The word settled over me, heavy and cold despite the warm air filtering through the vents. Children say odd things. I knew that. I had raised two of my own. Imagination ran wild at that age. Still, something about the way Lily said it made my hands tighten on the steering wheel.
I eased the car away from the curb and headed toward the exit, telling myself not to overthink it. But as we pulled onto the road, I noticed the smell she had mentioned.
It was not the familiar clean scent of my son Ethan’s car. He always kept a pine scented freshener hanging from the mirror, and there was usually a faint trace of vanilla from his coffee. This was different. Sharper. Chemical. Underneath it all was something metallic that did not belong.
I inhaled again, more deliberately this time. The smell did not fade.
I glanced down and noticed the position of the driver’s seat. Ethan was tall, all long legs and broad shoulders, built like his father. He always pushed the seat back. Always. I remembered adjusting it forward when I borrowed his car before, my feet barely reaching the pedals until I did.
This time, I had not adjusted it much at all.
A rational explanation rose quickly to the surface. Rachel, my daughter in law, was about my height. Maybe she had driven it earlier. That made sense.

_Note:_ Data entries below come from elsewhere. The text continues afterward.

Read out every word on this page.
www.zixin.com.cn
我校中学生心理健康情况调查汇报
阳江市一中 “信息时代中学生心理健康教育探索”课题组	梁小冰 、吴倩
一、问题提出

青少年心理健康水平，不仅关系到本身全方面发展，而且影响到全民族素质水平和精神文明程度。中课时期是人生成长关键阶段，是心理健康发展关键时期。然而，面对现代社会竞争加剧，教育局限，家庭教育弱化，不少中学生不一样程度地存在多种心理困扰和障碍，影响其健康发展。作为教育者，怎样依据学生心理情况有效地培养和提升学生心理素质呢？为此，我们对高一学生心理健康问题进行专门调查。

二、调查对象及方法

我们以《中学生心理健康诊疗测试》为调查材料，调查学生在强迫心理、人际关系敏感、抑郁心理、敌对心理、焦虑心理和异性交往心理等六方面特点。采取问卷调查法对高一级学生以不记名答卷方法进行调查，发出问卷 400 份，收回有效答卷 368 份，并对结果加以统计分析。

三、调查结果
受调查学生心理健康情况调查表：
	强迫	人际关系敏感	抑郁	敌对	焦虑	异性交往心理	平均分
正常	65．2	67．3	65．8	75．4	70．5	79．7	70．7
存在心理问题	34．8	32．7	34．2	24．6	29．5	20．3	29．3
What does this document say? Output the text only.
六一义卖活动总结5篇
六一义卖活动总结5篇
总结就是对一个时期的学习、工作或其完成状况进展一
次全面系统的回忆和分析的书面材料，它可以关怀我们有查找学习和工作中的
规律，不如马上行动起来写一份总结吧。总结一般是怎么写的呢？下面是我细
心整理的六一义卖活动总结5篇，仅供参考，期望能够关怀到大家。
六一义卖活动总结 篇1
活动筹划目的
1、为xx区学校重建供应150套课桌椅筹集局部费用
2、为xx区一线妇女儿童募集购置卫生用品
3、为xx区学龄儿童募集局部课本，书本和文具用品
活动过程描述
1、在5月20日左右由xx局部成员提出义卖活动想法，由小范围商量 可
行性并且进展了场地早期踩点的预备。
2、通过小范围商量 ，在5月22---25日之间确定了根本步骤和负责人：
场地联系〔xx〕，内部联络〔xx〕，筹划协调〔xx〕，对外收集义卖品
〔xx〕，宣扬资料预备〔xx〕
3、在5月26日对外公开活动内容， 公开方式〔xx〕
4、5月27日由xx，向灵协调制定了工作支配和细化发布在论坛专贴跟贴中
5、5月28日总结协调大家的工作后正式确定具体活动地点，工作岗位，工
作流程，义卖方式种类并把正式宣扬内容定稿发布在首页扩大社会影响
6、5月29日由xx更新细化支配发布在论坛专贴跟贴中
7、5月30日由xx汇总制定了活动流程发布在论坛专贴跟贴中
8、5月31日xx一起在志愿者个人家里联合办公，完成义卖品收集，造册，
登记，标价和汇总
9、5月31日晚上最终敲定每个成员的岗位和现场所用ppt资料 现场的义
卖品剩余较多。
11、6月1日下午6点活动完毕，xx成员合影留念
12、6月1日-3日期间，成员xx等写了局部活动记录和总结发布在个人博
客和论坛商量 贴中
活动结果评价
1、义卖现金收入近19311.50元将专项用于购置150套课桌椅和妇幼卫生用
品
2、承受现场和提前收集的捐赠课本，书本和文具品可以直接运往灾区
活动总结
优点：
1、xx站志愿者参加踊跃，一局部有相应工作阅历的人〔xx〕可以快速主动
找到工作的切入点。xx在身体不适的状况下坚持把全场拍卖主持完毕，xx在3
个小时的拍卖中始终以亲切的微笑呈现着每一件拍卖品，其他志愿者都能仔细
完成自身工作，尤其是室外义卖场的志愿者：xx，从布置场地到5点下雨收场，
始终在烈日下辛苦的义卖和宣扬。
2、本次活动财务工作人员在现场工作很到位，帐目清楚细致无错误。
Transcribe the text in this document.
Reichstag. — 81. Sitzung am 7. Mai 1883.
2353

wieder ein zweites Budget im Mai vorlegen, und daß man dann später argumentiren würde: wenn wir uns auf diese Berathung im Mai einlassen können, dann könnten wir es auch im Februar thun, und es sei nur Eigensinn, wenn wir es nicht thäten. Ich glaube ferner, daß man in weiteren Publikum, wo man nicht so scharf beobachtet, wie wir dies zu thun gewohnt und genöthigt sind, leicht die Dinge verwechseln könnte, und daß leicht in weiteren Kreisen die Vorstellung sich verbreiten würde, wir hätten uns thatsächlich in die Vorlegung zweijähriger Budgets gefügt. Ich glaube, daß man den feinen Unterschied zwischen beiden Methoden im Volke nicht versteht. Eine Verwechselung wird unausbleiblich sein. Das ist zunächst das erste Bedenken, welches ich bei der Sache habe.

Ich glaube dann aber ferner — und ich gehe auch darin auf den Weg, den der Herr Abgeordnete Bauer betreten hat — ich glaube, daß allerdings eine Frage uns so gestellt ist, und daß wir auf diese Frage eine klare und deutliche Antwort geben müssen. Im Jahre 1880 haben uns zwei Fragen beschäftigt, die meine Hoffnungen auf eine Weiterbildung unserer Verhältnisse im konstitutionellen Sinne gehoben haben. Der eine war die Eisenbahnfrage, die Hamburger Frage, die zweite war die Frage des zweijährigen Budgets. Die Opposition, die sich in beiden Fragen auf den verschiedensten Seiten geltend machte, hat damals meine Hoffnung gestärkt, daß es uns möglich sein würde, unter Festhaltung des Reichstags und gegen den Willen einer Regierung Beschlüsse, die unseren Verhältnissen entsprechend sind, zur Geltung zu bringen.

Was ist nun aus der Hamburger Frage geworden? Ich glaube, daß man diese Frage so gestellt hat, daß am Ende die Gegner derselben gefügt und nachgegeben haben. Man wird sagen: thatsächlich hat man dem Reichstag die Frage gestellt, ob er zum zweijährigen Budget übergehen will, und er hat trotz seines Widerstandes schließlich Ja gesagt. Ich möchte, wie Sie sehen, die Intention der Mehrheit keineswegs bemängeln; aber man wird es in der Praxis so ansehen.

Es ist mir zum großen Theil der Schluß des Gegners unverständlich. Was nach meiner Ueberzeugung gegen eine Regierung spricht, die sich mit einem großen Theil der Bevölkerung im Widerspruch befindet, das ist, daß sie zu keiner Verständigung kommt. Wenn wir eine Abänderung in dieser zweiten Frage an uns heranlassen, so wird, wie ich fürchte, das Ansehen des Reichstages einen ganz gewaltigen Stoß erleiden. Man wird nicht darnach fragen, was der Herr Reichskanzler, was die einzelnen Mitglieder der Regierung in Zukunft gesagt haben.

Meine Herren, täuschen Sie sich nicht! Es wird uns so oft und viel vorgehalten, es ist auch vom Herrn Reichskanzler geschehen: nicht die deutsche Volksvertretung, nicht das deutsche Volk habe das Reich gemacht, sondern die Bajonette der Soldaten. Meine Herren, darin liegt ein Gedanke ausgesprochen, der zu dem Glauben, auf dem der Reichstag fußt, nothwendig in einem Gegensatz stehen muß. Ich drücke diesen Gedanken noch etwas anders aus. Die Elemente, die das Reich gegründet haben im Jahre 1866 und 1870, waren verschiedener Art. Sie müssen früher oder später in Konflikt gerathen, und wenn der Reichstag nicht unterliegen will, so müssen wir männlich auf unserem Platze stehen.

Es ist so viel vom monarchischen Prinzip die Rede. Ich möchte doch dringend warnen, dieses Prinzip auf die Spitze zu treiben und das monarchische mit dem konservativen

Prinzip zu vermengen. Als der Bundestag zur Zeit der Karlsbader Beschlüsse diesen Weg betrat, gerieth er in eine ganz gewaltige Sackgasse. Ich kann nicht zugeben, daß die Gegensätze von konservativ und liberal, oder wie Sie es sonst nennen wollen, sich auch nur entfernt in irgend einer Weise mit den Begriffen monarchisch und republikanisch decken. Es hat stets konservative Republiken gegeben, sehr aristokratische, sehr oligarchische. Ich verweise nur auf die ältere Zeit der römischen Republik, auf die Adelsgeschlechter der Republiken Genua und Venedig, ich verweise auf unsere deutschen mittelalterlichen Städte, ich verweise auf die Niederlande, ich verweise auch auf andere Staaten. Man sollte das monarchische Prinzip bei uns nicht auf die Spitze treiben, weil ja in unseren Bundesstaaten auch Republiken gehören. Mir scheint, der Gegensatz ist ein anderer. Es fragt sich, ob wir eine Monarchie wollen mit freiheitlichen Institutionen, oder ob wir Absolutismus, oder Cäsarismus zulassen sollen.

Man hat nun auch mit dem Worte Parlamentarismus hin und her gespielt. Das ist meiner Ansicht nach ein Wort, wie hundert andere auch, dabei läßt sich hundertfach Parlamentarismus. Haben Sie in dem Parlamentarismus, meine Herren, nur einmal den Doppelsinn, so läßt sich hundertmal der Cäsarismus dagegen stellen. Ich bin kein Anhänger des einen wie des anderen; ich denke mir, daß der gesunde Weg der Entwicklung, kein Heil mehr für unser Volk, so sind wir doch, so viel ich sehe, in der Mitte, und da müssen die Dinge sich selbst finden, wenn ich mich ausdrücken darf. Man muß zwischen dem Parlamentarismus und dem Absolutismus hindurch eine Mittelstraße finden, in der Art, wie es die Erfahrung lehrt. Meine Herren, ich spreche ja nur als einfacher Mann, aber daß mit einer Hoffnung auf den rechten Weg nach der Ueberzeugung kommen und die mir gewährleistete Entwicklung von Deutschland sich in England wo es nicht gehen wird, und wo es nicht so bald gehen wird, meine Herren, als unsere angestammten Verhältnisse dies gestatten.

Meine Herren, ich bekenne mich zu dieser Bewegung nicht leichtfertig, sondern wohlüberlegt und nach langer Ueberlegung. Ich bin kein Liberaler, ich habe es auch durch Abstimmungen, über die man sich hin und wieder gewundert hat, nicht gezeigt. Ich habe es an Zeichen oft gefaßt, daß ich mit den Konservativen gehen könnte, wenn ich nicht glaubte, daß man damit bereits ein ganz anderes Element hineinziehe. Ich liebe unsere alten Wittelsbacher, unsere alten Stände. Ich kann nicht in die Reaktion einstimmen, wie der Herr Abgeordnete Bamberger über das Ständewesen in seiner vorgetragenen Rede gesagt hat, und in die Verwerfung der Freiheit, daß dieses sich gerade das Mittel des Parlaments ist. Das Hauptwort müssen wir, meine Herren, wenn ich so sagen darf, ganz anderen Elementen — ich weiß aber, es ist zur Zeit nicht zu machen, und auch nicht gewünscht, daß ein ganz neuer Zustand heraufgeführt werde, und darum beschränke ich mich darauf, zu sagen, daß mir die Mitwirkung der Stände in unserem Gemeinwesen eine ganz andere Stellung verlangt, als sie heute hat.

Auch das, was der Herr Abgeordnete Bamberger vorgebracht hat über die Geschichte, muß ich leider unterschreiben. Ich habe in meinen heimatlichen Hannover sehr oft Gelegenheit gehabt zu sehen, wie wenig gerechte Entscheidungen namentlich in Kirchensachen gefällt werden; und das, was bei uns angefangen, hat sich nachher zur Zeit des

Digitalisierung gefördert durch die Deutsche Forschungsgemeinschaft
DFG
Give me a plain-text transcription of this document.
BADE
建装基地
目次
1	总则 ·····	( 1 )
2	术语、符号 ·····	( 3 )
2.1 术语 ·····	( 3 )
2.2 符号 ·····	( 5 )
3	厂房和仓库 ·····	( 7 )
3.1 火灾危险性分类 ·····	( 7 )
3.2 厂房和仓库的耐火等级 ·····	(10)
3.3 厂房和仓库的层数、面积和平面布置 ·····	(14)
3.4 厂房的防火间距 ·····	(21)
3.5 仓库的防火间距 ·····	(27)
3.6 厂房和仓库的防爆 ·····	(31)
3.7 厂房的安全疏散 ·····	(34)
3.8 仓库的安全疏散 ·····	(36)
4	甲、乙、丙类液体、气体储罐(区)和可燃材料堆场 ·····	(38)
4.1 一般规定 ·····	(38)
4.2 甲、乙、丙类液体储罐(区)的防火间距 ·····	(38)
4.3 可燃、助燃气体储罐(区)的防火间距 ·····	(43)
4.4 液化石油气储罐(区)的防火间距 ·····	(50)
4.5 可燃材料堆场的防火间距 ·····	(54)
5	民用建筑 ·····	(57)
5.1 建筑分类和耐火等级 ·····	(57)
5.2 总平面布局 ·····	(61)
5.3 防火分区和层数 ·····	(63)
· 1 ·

Except Rachel was in Ohio. She had left on Sunday to visit her sister. Ethan had told me so himself.
“Grandma?” Lily asked quietly. “Can we not go home yet?”
I looked at her again in the mirror. Her eyes were wide, dark, fixed on my face.
“What do you mean, sweetie?”
“I do not want to go home in this car,” she said. “Please.”
Fear threaded through her voice, thin but unmistakable. It was not playful. It was not pretend.
I signaled and turned into the nearest shopping center, my heart beating harder with each passing second. I parked and turned fully in my seat to face her.
“Lily,” I said gently, “you need to tell me what is going on. Why does this car scare you?”
She stared down at her backpack, chewing on her lower lip. When she spoke, the words rushed out as if she had been holding them in all day.
“The last time Daddy’s car felt like this, he was really mad. At Mommy. They had a big argument and Daddy left. When he came back, the car smelled weird and he looked different.”
“Different how?” I asked.
“Like he was scared,” she said. “And the next day someone called him. He talked in the garage with the door closed. He said, ‘You better not ruin this for me,’ really loud. I was not supposed to hear.”